Don't you have an hourly labor charge?
What I have has changed over time, and still trying to arrive at a charge methodology I am comfortable with. Hrly labor charge works fine for longer duration efforts, but not really for short duration efforts that involve a bunch of other busy work. Generally, the process for me works like this. The customer calls and I need to get basic info from them on the issue. Usually they come from an installer that went out of business (i.e. Power Home Solar), or from an installer that stopped responding or mistreated them. I typically email them info to transfer monitoring portal access to my company account, so I can see their system history online, then I either open the case and get inverter ordered, or they have already done that and physically have it. Then schedule the work, typically 1.5h onsite. Drive time varies between 20min and 1hr 1-way, sometimes longer. Then, sometimes SolarEdge will have a small labor reimbursement, which requires filling out reimbursement request, emailing an invoice to them, and tracking it over a few months til it's paid. But you don't know for sure about reimbursement because they tie it to how long since the commission date and whether it is the 1st or second time the inverter was replaced.

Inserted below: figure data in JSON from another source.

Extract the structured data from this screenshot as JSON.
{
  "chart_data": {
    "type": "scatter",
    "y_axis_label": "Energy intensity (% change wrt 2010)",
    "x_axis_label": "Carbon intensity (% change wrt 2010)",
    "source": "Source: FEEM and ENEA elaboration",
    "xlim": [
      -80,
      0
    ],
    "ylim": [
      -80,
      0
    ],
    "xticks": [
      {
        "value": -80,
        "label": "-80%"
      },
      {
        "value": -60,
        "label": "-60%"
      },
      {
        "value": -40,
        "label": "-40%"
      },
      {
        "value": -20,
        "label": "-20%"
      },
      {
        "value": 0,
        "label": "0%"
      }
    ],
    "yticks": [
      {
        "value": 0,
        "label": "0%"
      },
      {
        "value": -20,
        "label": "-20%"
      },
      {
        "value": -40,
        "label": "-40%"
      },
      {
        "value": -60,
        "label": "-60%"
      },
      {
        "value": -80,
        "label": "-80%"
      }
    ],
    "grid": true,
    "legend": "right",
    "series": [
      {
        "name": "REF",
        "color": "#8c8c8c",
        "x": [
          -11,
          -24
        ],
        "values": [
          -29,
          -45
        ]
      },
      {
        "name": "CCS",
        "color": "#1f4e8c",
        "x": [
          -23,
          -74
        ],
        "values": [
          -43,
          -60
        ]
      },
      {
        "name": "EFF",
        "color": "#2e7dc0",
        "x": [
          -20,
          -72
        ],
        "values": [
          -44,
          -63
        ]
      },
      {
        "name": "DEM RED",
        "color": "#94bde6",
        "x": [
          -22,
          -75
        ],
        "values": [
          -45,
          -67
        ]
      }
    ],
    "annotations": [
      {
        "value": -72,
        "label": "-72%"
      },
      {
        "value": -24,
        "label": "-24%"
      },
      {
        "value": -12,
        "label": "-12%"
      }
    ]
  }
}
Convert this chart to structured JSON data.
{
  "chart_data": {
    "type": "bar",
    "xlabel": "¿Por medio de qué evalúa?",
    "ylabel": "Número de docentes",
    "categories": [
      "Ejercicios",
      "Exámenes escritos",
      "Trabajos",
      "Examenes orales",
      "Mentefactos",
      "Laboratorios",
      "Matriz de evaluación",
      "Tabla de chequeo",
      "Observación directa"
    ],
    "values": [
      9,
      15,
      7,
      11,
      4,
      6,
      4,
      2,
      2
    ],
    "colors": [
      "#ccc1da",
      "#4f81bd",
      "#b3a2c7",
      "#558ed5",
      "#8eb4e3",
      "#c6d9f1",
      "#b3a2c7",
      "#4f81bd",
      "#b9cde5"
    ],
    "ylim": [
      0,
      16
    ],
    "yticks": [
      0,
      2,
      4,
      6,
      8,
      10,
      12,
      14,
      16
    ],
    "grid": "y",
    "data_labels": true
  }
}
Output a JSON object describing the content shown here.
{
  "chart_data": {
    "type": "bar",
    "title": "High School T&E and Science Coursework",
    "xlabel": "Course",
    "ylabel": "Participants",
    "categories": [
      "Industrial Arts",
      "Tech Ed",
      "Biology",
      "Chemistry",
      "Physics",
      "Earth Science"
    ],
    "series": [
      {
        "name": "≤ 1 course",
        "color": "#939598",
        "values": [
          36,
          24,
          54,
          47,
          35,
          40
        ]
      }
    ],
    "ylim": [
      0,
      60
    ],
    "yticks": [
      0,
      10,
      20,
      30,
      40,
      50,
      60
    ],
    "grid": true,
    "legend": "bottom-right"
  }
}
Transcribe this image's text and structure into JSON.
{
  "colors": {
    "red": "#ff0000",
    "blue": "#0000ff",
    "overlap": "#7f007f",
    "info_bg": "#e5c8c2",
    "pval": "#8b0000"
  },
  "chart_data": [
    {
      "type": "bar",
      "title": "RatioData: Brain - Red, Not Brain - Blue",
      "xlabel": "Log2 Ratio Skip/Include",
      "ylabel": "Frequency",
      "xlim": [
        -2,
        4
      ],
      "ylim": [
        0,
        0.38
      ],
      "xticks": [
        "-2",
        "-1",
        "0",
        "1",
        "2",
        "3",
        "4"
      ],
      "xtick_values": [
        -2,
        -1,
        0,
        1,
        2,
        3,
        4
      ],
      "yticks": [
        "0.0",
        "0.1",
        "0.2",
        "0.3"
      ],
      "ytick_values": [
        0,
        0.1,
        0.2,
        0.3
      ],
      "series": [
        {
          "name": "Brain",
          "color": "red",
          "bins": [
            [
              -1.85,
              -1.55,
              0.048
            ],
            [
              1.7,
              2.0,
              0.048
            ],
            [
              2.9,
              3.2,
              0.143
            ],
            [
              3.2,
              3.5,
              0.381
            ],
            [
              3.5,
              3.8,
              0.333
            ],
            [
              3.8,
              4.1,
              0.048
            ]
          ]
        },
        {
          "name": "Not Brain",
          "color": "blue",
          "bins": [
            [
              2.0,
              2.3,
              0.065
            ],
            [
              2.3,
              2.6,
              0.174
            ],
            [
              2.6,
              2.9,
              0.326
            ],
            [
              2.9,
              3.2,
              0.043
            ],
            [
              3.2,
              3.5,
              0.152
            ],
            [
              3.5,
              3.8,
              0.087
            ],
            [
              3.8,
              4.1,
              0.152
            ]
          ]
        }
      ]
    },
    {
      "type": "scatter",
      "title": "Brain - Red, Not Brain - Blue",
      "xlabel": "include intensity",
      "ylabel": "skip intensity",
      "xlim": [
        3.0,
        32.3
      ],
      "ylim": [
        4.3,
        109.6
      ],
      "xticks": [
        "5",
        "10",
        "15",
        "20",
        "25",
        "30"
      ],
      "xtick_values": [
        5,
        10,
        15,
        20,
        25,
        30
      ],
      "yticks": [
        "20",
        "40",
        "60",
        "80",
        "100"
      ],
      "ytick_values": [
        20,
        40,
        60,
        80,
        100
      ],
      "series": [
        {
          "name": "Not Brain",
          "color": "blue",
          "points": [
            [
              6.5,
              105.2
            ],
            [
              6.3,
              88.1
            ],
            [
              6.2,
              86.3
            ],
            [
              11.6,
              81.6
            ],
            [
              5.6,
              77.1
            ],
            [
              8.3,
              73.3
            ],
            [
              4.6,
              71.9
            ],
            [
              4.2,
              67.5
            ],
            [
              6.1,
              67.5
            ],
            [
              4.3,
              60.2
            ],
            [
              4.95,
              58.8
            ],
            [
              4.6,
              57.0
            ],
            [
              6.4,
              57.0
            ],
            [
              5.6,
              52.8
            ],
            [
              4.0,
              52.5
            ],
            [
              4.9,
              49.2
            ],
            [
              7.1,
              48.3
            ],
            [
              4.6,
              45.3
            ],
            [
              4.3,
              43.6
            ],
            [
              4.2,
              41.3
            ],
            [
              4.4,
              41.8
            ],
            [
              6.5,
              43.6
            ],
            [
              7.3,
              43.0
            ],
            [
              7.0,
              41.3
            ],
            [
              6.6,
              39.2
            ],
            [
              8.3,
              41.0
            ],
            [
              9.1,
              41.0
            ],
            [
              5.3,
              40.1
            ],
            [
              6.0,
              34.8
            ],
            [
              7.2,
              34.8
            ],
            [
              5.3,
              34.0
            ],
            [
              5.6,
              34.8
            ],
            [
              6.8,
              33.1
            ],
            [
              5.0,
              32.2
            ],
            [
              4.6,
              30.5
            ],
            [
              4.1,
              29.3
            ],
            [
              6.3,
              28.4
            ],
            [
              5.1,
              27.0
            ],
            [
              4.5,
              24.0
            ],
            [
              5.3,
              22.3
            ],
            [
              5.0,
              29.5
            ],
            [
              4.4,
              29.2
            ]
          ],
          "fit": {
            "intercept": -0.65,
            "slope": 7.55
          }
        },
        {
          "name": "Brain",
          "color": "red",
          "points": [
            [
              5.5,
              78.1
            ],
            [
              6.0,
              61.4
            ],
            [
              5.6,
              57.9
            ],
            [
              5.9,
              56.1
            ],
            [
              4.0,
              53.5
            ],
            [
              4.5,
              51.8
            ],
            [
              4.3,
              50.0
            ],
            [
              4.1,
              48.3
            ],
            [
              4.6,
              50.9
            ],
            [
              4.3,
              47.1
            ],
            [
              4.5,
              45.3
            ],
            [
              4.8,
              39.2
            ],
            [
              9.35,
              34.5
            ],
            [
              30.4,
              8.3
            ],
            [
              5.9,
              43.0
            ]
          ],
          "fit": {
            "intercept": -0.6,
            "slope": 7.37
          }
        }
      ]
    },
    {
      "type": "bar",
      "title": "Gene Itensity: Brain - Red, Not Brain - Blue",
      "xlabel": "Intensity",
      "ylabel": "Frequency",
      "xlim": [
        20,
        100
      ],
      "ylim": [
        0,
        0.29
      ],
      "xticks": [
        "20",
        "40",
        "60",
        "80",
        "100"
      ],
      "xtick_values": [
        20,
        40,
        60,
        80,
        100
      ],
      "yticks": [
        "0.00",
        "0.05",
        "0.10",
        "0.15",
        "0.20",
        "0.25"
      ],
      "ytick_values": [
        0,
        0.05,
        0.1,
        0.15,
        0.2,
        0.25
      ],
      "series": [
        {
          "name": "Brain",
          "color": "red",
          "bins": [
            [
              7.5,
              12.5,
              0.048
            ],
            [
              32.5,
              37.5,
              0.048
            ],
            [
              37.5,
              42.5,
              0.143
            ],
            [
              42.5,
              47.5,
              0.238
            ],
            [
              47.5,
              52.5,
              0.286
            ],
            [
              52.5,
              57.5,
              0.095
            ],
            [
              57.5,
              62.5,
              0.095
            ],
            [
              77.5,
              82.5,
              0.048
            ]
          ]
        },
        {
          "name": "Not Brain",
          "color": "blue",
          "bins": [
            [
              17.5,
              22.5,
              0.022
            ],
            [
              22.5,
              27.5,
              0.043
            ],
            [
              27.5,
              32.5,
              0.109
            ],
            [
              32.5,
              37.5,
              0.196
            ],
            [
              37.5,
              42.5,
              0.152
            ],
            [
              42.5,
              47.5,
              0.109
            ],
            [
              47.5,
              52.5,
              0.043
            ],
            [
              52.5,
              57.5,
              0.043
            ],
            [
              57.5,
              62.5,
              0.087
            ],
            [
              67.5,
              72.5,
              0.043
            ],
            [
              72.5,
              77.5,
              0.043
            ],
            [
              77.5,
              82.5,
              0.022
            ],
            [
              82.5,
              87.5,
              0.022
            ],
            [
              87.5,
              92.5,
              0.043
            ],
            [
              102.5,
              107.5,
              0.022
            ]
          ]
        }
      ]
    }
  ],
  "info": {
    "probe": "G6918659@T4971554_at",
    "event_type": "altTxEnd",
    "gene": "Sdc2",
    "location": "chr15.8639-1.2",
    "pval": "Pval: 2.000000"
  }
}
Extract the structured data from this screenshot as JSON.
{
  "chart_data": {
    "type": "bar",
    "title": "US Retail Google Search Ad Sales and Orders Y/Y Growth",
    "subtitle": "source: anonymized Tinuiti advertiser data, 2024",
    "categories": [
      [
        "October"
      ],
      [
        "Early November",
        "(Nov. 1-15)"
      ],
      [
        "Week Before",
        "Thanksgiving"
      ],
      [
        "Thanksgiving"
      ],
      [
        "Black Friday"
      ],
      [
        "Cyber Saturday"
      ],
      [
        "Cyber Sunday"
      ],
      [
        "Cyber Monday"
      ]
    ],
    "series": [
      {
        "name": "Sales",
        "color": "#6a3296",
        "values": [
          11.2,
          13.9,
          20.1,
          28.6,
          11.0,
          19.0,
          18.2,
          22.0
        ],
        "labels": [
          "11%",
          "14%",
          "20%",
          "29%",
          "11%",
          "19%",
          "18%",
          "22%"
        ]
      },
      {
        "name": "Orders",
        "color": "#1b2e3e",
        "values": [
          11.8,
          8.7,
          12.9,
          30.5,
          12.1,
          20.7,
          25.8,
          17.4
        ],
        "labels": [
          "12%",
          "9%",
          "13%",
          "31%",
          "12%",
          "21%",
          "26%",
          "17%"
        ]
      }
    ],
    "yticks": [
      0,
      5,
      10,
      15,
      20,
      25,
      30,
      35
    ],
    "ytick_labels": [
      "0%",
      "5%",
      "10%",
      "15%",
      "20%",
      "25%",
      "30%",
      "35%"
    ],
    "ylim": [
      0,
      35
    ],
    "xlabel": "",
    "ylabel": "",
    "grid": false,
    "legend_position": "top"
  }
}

I want to be fair for the customer, since their system is down and they are upset, but it is more work than the 1.5h onsite, especially if something goes wrong and I need to call SolarEdge Support, which adds at least one hr minimum as they usually are not available and you wait for a call back. While doing this, I am not working on design or install for new systems, which result in a lot more income. Just curious how others are doing it.